Zane took a deep breath and slowly exhaled. “Sure,” he finally said. “I’ll come over.”
• • •
Zane scarfed down a quick lunch and then headed to the school library, where he combed through every book he could find that mentioned the Gravemother. Some referred to the legend only in passing, while others treated it like a historical treatise, though they were full of conjectures and hypotheses and not backed by a lot of facts. Disappointingly, there weren’t many details beyond what Mr. Vink had already explained. Nothing in the collection said anything about what the Gravemother actually looked like.
He’d chased Kev and Hale down in between classes to ask about the encounters other people in town had, and they confirmed that the most anyone had ever seen of the ghost was a figure in white. No real accounts of her features, save for a few outliers (like the beady yellow eyes from Mrs. Hyacinth, whom no one seemed to believe).
Which meant Garrett wouldn’t have known about the missing jaw unless he’d seen her, too.
When Zane emerged from his last class of the day, Garrett was already waiting for him. He was idling by the parking lot with his hands shoved inside his jacket pockets, but he straightened quickly when Zane approached.
“How did you know?” Zane exploded, consumed by curiosity.
“I told you. I saw her like you did.” Garrett shifted, and Zane realized that the boy was just as uncomfortable as he felt. “Look, I know that we got off on the wrong foot—”
“We didn’t get off on the wrong foot. You got right in my face and—”

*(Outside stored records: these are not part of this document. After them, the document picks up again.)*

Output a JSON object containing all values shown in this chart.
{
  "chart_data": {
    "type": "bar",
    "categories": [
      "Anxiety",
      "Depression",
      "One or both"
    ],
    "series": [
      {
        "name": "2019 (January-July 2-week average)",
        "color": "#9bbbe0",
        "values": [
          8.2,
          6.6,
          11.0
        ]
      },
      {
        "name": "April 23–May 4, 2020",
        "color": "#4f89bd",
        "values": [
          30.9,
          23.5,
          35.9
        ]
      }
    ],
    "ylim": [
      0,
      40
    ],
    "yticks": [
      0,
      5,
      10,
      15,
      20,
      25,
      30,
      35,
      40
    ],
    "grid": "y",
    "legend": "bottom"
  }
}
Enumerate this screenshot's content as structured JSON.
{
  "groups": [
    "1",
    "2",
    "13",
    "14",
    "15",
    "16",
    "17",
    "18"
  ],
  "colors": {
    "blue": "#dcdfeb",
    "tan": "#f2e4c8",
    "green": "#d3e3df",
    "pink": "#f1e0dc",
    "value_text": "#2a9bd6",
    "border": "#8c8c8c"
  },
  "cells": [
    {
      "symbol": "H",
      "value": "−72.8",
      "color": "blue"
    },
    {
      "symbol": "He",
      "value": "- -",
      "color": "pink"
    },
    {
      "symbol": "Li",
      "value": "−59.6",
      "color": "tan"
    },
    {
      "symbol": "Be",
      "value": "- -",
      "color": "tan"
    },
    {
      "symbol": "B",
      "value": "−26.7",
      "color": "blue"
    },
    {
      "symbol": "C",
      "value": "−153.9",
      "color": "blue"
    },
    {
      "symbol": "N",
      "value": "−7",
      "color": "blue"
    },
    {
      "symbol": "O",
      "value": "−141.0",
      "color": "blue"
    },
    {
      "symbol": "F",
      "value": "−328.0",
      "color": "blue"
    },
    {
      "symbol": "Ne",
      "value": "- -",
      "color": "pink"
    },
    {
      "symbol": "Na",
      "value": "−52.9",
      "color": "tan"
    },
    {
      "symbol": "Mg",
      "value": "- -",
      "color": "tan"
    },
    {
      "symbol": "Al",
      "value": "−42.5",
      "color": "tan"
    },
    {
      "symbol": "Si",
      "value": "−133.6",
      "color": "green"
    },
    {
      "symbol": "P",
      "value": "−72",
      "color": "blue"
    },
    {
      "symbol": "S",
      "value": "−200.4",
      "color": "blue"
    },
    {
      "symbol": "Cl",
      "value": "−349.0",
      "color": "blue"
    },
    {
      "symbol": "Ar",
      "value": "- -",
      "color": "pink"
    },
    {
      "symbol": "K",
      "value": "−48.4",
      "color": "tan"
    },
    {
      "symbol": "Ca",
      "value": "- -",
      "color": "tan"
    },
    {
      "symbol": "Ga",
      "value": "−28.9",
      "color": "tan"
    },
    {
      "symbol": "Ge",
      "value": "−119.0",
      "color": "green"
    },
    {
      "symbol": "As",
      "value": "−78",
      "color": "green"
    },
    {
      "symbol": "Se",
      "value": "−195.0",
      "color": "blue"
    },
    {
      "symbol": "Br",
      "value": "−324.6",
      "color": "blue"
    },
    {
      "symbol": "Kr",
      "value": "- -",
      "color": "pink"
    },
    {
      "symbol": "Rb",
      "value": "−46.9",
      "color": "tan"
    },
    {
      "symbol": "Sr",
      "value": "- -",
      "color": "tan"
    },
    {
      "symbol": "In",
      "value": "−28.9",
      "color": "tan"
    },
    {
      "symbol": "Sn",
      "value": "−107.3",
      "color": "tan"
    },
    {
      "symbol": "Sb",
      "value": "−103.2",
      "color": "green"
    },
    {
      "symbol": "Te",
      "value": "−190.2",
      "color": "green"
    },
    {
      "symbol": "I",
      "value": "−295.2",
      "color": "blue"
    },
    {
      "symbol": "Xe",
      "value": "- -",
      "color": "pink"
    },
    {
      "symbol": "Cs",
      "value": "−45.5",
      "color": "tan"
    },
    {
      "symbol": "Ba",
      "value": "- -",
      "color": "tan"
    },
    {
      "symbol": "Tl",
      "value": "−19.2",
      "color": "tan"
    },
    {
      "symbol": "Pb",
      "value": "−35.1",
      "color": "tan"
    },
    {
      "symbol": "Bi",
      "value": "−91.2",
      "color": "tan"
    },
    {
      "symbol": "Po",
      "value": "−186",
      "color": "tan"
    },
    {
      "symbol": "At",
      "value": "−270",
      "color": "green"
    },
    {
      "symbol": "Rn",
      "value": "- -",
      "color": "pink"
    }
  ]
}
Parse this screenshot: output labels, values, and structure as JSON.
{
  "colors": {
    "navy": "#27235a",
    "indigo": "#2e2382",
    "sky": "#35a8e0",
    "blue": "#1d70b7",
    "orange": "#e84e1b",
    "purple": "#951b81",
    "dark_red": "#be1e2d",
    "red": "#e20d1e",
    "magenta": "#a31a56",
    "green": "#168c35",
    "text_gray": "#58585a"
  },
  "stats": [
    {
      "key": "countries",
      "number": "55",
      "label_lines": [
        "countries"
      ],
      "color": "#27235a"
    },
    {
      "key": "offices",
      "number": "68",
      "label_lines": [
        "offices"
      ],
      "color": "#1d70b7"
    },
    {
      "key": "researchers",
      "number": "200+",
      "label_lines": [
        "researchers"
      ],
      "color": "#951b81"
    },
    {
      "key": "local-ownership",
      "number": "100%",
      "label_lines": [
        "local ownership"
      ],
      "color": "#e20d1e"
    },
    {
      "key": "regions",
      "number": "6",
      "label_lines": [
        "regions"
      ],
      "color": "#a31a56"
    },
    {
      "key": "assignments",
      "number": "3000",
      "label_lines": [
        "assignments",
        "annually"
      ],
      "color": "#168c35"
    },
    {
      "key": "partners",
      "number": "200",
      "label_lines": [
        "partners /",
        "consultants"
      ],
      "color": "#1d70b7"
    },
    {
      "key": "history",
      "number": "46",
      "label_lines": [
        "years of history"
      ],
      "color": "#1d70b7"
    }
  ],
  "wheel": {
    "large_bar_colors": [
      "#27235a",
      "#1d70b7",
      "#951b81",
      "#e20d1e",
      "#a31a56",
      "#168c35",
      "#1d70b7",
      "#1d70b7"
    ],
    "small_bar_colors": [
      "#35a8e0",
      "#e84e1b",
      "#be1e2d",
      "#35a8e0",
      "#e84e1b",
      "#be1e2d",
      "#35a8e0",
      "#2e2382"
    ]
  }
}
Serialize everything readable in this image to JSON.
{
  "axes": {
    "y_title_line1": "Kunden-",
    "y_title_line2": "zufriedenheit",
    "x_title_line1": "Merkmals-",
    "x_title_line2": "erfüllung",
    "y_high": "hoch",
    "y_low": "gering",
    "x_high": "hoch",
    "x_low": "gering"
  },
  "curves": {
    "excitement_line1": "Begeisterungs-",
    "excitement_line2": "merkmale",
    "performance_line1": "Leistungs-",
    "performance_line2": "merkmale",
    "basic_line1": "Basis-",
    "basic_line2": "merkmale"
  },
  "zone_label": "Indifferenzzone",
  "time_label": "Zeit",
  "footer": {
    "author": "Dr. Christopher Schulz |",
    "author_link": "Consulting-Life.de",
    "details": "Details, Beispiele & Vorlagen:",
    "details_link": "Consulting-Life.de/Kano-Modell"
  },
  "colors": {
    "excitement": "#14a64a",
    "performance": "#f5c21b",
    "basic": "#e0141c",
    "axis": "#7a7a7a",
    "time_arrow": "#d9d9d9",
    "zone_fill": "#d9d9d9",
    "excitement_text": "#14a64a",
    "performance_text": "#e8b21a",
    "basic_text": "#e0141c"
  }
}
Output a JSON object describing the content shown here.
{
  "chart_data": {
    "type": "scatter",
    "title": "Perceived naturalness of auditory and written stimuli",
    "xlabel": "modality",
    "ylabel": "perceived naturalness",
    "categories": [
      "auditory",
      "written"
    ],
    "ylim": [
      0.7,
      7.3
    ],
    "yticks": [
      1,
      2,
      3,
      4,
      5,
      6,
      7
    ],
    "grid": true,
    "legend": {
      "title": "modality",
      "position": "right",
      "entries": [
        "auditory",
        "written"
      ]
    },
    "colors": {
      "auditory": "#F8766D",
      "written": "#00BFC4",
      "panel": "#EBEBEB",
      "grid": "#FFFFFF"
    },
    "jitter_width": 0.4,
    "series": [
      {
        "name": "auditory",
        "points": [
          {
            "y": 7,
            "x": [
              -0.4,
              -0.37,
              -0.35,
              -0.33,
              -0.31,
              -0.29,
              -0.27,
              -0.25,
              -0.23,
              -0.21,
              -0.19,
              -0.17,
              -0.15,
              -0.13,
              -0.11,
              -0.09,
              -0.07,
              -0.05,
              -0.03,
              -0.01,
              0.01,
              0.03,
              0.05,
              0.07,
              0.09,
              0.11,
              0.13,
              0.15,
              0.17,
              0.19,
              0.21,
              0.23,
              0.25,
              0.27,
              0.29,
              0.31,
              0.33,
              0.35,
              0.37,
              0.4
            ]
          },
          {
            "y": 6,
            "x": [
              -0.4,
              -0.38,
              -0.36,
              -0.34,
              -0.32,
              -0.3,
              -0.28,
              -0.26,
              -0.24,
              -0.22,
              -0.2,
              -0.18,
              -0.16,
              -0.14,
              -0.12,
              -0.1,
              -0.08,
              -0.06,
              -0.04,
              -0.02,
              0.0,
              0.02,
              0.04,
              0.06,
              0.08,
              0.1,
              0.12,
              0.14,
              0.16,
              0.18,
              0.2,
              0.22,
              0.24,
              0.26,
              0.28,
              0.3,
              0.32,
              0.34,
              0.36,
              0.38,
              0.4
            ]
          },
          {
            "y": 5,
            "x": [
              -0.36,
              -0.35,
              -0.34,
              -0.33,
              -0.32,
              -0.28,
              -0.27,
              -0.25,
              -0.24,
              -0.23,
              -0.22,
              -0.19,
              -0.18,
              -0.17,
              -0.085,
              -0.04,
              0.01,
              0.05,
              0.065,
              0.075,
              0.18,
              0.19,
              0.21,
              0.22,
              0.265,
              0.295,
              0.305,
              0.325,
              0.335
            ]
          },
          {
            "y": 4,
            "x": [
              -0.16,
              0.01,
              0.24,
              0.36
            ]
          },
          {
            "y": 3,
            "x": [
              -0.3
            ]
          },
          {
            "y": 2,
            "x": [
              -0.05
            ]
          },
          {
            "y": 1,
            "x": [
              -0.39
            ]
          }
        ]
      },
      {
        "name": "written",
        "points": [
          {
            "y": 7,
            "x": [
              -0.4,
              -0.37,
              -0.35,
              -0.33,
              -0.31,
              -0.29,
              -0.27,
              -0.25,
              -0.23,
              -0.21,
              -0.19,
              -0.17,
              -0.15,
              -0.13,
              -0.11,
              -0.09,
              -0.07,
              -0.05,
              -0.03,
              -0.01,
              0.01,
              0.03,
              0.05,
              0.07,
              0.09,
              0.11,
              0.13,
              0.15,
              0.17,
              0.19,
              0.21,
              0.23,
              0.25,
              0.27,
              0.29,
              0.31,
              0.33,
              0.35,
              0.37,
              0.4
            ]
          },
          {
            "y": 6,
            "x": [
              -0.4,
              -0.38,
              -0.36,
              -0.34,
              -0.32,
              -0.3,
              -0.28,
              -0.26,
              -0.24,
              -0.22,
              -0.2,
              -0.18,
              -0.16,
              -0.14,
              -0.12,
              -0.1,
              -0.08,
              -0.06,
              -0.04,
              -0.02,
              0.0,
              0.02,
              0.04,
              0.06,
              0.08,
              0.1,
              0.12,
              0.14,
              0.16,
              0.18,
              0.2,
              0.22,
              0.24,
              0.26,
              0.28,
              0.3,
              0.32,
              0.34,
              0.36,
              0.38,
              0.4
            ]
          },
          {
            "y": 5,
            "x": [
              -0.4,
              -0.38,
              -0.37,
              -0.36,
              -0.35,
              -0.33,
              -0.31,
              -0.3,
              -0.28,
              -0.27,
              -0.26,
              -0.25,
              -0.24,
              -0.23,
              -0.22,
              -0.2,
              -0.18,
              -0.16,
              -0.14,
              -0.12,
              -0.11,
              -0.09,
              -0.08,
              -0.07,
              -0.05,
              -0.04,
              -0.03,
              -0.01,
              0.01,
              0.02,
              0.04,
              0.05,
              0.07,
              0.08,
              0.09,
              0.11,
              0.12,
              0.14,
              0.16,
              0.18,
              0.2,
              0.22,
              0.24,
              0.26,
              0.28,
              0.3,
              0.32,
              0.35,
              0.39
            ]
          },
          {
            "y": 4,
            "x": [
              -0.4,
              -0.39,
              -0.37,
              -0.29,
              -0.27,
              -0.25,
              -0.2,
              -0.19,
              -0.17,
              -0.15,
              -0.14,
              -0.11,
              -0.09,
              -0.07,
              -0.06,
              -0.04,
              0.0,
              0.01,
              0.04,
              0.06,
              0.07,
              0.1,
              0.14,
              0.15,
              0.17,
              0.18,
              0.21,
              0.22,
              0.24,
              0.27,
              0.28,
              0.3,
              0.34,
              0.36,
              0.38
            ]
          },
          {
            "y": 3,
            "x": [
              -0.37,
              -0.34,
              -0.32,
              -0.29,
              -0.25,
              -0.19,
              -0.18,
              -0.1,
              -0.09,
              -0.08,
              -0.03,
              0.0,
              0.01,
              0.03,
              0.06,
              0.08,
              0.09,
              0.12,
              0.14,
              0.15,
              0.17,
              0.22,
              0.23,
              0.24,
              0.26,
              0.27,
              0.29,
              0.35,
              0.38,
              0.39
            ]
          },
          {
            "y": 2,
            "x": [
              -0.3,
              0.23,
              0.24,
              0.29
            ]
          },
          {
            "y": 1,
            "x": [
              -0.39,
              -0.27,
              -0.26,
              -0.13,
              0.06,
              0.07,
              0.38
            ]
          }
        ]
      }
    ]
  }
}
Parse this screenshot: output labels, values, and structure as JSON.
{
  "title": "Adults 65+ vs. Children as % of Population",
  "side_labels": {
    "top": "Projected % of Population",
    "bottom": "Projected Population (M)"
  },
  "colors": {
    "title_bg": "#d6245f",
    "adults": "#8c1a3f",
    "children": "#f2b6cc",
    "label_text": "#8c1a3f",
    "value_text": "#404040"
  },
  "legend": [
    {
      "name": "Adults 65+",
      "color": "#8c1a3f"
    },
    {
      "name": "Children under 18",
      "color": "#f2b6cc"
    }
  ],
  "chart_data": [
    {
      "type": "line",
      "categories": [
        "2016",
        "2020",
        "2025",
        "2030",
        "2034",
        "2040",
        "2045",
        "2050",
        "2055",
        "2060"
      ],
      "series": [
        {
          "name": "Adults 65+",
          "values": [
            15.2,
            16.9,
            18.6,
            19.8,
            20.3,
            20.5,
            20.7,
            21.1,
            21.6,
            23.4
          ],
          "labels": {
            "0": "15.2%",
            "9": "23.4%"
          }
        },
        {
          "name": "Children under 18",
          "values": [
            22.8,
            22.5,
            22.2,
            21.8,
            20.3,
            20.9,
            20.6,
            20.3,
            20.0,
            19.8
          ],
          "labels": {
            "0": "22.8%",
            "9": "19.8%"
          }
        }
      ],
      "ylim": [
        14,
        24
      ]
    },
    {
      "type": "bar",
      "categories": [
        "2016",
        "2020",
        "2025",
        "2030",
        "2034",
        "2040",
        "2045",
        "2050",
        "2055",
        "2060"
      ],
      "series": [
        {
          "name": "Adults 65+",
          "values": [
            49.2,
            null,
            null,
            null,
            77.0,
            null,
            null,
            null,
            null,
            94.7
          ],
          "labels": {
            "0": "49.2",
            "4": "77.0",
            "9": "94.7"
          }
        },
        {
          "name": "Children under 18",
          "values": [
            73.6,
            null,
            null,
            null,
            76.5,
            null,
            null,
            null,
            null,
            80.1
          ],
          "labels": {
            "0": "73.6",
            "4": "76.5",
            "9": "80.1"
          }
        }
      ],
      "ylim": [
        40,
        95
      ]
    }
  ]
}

“—but I think we ought to put aside our differences for now,” Garrett barreled on unapologetically. “There’s more riding on this than just you or me. The Gravemother’s been responsible for hauntings in Solitude over the years, but it’s never been as bad as the last few weeks since they tried to take down the manor. And given that we’re the only ones who can see her, we owe it to everyone else to make sure we finally put her soul to rest.”
“Ghosts don’t exist,” Zane said bluntly. “And look, I won’t lie and say that I didn’t see anything, but there’s gotta be a perfectly good reason beyond just some supernatural—”
“The Gravemother told you a name, didn’t she?”
Ice ran through his veins. Garrett had known that, too. And he couldn’t have, unless . . .
Garrett nodded grimly, seeing the answer on his face. “I’ve seen her outside of Stilgarth since. Always when I’m awake, so I know I wasn’t dreaming her up. She was calling for someone named Emmy, and there’s no one in town that I know by that name.”
“I do,” Zane said quietly. “Her name is Emma, and she’s my sister. And if the Gravemother’s real, then—then we need to figure this out before something happens.”
Garrett looked at him. “All right,” he said. “Nothing’s going to happen to Emma. We’ll puzzle this out together.” He stuck out his hand.
After a moment, Zane accepted it.
“Welcome aboard, city boy,” Garrett said.